For Curtis Ebbesmeyer, there’s no doubt about it. Ebbesmeyer is an oceanographer known for tracking the Friendly Floatees Spill in 1992, in which thousands of rubber ducks and other bath toys washed into the Pacific Ocean. He said ocean currents were “like the world’s greatest subway line”.
“They take anything, anywhere,” he said.
After the Cornwall spill, Ebbesmeyer reached out to Lego to ask what had been on the ship. The company sent him an inventory, along with a sampling of the kinds of pieces that had been in the container. He promptly tested them in his bathtub for buoyancy and found that half of the pieces floated.
That difference could account for the missing Lego pieces that fell off the Tokio Express in 1997 and have yet to surface. Williams said she regularly spoke to fishermen who discovered the pieces as they trawled the bottom of the ocean. A Lego shark, one of 51,800 that were in the container, was caught in a fisherman’s net 32km off the Cornish coast in late July. It’s the first of the sharks to see daylight in 27 years.
“Only another 51,799 to find,” Williams wrote on the Lego Lost at Sea account.
Andrew Turner, a professor of marine and environmental biogeochemistry at the University of Plymouth in England, said the Great Lego Spill was an interesting case study because of the public’s knowledge about it. Often, container spills aren’t made public unless there’s something hazardous or toxic inside. It’s also the “tip of the iceberg” when it comes to plastic pollution in the ocean, he said.
“There’s so much plastic on the bottom of the ocean that we just don’t know anything about, and how much is there, and when and if it’s going to wash up,” Turner said.
The container mishap created an expected public relations challenge for the company that makes the toys. Calling the Great Lego Spill “an unfortunate accident,” a spokesperson for the Lego Group said the company didn’t “ever want Lego bricks to end up in the sea”.

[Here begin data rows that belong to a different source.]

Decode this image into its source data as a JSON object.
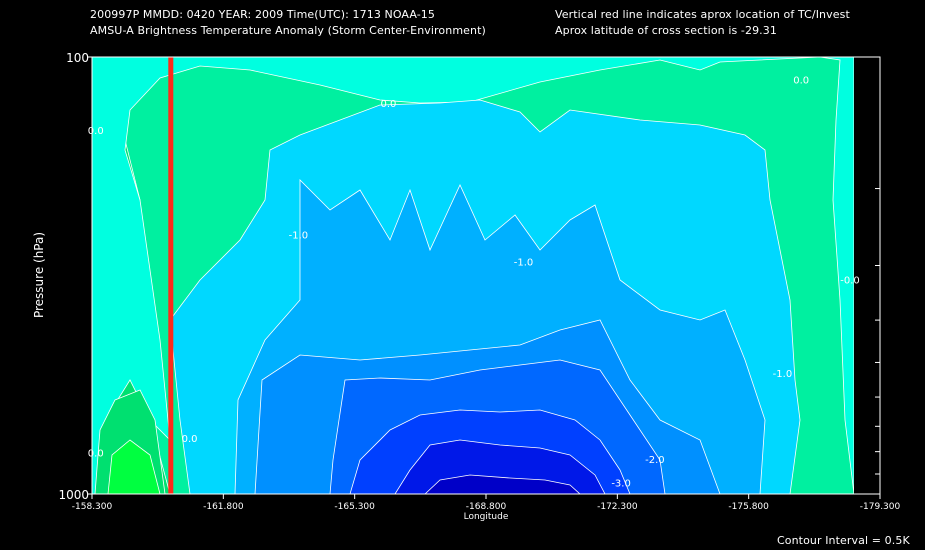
{
  "header": {
    "line1_left": "200997P  MMDD: 0420 YEAR: 2009 Time(UTC): 1713 NOAA-15",
    "line2_left": "AMSU-A Brightness Temperature Anomaly (Storm Center-Environment)",
    "line1_right": "Vertical red line indicates aprox location of TC/Invest",
    "line2_right": "Aprox latitude of cross section is -29.31"
  },
  "footer": {
    "contour_interval": "Contour Interval = 0.5K"
  },
  "colors": {
    "background": "#000000",
    "storm_line": "#ff2a1a",
    "contour_line": "#ffffff",
    "level_0": "#00e070",
    "level_0_light": "#00f0a0",
    "level_m05": "#00ffe0",
    "level_m1": "#00d8ff",
    "level_m15": "#00b0ff",
    "level_m2": "#0090ff",
    "level_m25": "#0068ff",
    "level_m3": "#0040ff",
    "level_m35": "#0018e8",
    "level_m4": "#0000c8"
  },
  "chart_data": {
    "type": "contour",
    "title": "AMSU-A Brightness Temperature Anomaly (Storm Center-Environment)",
    "xlabel": "Longitude",
    "ylabel": "Pressure (hPa)",
    "xlim": [
      -158.3,
      -179.3
    ],
    "ylim": [
      1000,
      100
    ],
    "y_scale": "log",
    "x_ticks": [
      "-158.300",
      "-161.800",
      "-165.300",
      "-168.800",
      "-172.300",
      "-175.800",
      "-179.300"
    ],
    "y_ticks": [
      "100",
      "1000"
    ],
    "contour_interval": 0.5,
    "storm_center_longitude": -160.4,
    "contour_labels": [
      {
        "text": "0.0",
        "lon": -158.4,
        "p": 150
      },
      {
        "text": "0.0",
        "lon": -166.2,
        "p": 130
      },
      {
        "text": "0.0",
        "lon": -177.2,
        "p": 115
      },
      {
        "text": "-1.0",
        "lon": -163.8,
        "p": 260
      },
      {
        "text": "-1.0",
        "lon": -169.8,
        "p": 300
      },
      {
        "text": "-0.0",
        "lon": -178.5,
        "p": 330
      },
      {
        "text": "-1.0",
        "lon": -176.7,
        "p": 540
      },
      {
        "text": "0.0",
        "lon": -158.4,
        "p": 820
      },
      {
        "text": "0.0",
        "lon": -160.9,
        "p": 760
      },
      {
        "text": "-2.0",
        "lon": -173.3,
        "p": 850
      },
      {
        "text": "-3.0",
        "lon": -172.4,
        "p": 960
      }
    ],
    "min_anomaly": -4.0
  }
}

“We are serious about our role in helping to look after the planet,” the spokesperson said. “We have an ambitious sustainability strategy that aims to leave a positive impact for future generations.”
Christopher M. Reddy, a senior scientist at the Woods Hole Oceanographic Institution, said that scientists were still forming an understanding of how plastic affects the ocean and marine life. The plastic pieces – which can be mistaken for food by wildlife, or even become small enough to enter the body through the gills – are harmful, but Reddy said the most worrying threat to the ocean was the increasing carbon dioxide in the atmosphere that’s fuelling climate change.

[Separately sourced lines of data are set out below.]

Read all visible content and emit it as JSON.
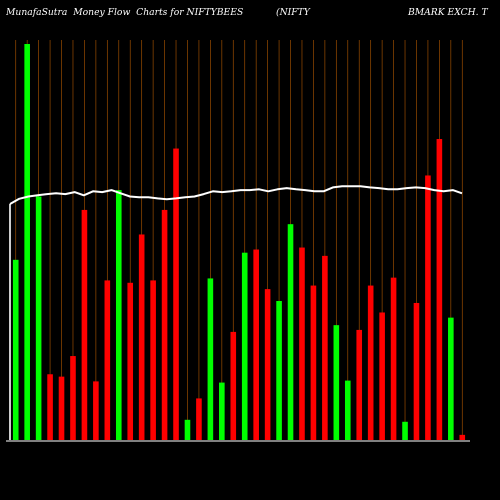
{
  "chart_data": {
    "type": "bar",
    "title_parts": [
      "MunafaSutra  Money Flow  Charts for NIFTYBEES",
      "(NIFTY",
      "BMARK EXCH. T"
    ],
    "x_tick_labels": [],
    "ylim": [
      0,
      100
    ],
    "bars": [
      {
        "value": 45.5,
        "color": "#00ff00"
      },
      {
        "value": 100.0,
        "color": "#00ff00"
      },
      {
        "value": 61.5,
        "color": "#00ff00"
      },
      {
        "value": 16.6,
        "color": "#ff0000"
      },
      {
        "value": 16.0,
        "color": "#ff0000"
      },
      {
        "value": 21.2,
        "color": "#ff0000"
      },
      {
        "value": 58.1,
        "color": "#ff0000"
      },
      {
        "value": 14.8,
        "color": "#ff0000"
      },
      {
        "value": 40.3,
        "color": "#ff0000"
      },
      {
        "value": 63.1,
        "color": "#00ff00"
      },
      {
        "value": 39.7,
        "color": "#ff0000"
      },
      {
        "value": 51.9,
        "color": "#ff0000"
      },
      {
        "value": 40.3,
        "color": "#ff0000"
      },
      {
        "value": 58.1,
        "color": "#ff0000"
      },
      {
        "value": 73.6,
        "color": "#ff0000"
      },
      {
        "value": 5.1,
        "color": "#00ff00"
      },
      {
        "value": 10.5,
        "color": "#ff0000"
      },
      {
        "value": 40.8,
        "color": "#00ff00"
      },
      {
        "value": 14.5,
        "color": "#00ff00"
      },
      {
        "value": 27.3,
        "color": "#ff0000"
      },
      {
        "value": 47.3,
        "color": "#00ff00"
      },
      {
        "value": 48.1,
        "color": "#ff0000"
      },
      {
        "value": 38.1,
        "color": "#ff0000"
      },
      {
        "value": 35.1,
        "color": "#00ff00"
      },
      {
        "value": 54.5,
        "color": "#00ff00"
      },
      {
        "value": 48.6,
        "color": "#ff0000"
      },
      {
        "value": 39.0,
        "color": "#ff0000"
      },
      {
        "value": 46.5,
        "color": "#ff0000"
      },
      {
        "value": 29.0,
        "color": "#00ff00"
      },
      {
        "value": 15.0,
        "color": "#00ff00"
      },
      {
        "value": 27.8,
        "color": "#ff0000"
      },
      {
        "value": 39.0,
        "color": "#ff0000"
      },
      {
        "value": 32.2,
        "color": "#ff0000"
      },
      {
        "value": 41.0,
        "color": "#ff0000"
      },
      {
        "value": 4.6,
        "color": "#00ff00"
      },
      {
        "value": 34.6,
        "color": "#ff0000"
      },
      {
        "value": 66.8,
        "color": "#ff0000"
      },
      {
        "value": 76.0,
        "color": "#ff0000"
      },
      {
        "value": 30.9,
        "color": "#00ff00"
      },
      {
        "value": 1.3,
        "color": "#ff0000"
      }
    ],
    "line_values": [
      59.6,
      60.9,
      61.5,
      61.8,
      62.1,
      62.3,
      62.1,
      62.6,
      61.8,
      62.8,
      62.6,
      63.1,
      62.3,
      61.5,
      61.3,
      61.3,
      61.0,
      60.8,
      61.0,
      61.3,
      61.5,
      62.1,
      62.8,
      62.6,
      62.8,
      63.1,
      63.1,
      63.3,
      62.8,
      63.3,
      63.6,
      63.3,
      63.1,
      62.8,
      62.8,
      63.8,
      64.1,
      64.1,
      64.1,
      63.8,
      63.6,
      63.3,
      63.3,
      63.6,
      63.8,
      63.6,
      63.1,
      62.8,
      63.1,
      62.3
    ],
    "colors": {
      "background": "#000000",
      "up": "#00ff00",
      "down": "#ff0000",
      "line": "#ffffff",
      "grid": "#cc6600",
      "axis": "#ffffff"
    },
    "grid": true
  }
}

Rob Arnold, an artist in Cornwall, creates work from plastics he has recovered from the English coast. He is looking to reduce marine plastic pollution and spread awareness about it. Armed with garbage bags and sheer grit, he goes out on long, sometimes arduous walks. He climbs over rocks to reach hidden coves where trash piles up, collecting water bottles, plastic teeth, bottle caps and, yes, Lego.

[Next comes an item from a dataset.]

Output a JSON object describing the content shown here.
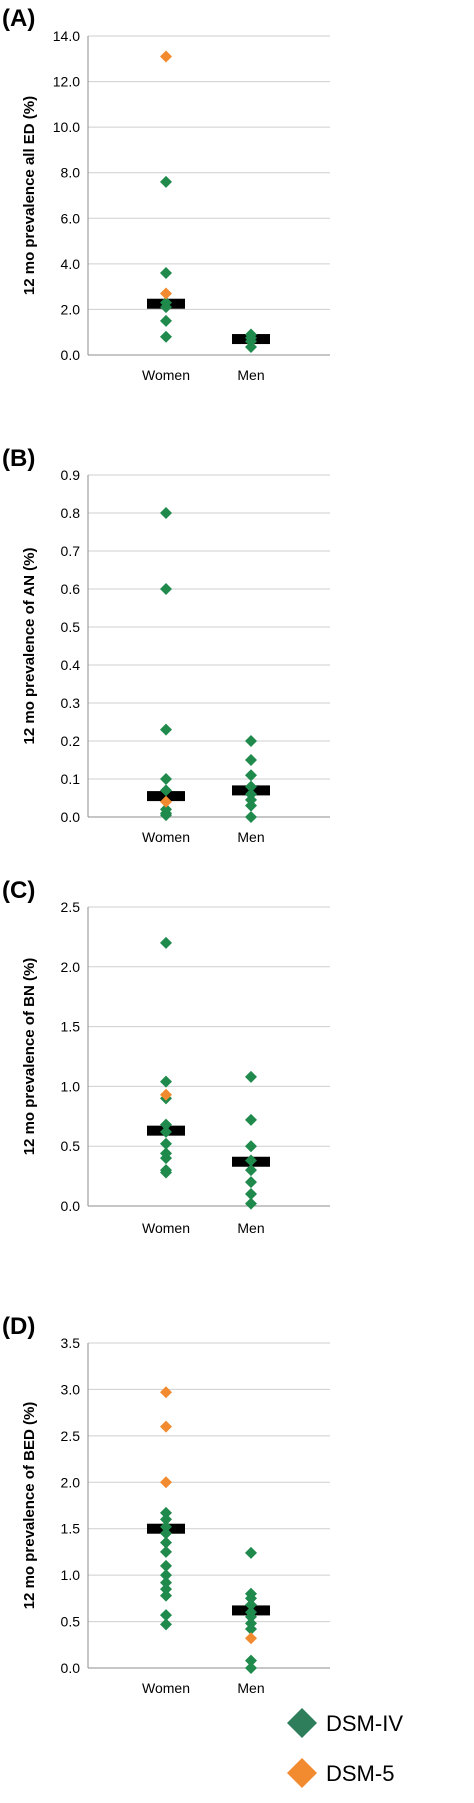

He is a reluctant artist. Arnold said he “would much prefer that material wasn’t there, and I was making art out of something nice”.
He has created an hourglass filled with plastic pellets, called nurdles; a Stonehenge built out of lighters; and a piece with nearly 1000 Lego flippers, or scuba fins, arranged neatly in rows.
For some, caring for the ocean and the surrounding environment can go hand in hand with a love of the hunt for Lego. Williams, the Lego Lost at Sea founder, has long been part of a beach-cleanup network.
Hardstaff, the marine biologist, said she was always on the lookout for plastic and other trash to clean up at her local beach. But the Lego black dragon, she said, “I was happy to keep instead of throw away.” Its nearly 30-year journey ended on her bedside table.
Arnold said the Great Lego Spill captured people’s attention and raised awareness about plastic pollution.
“Hoping we’re going to find some Lego,” Arnold said, makes beach cleans “a bit more fun”.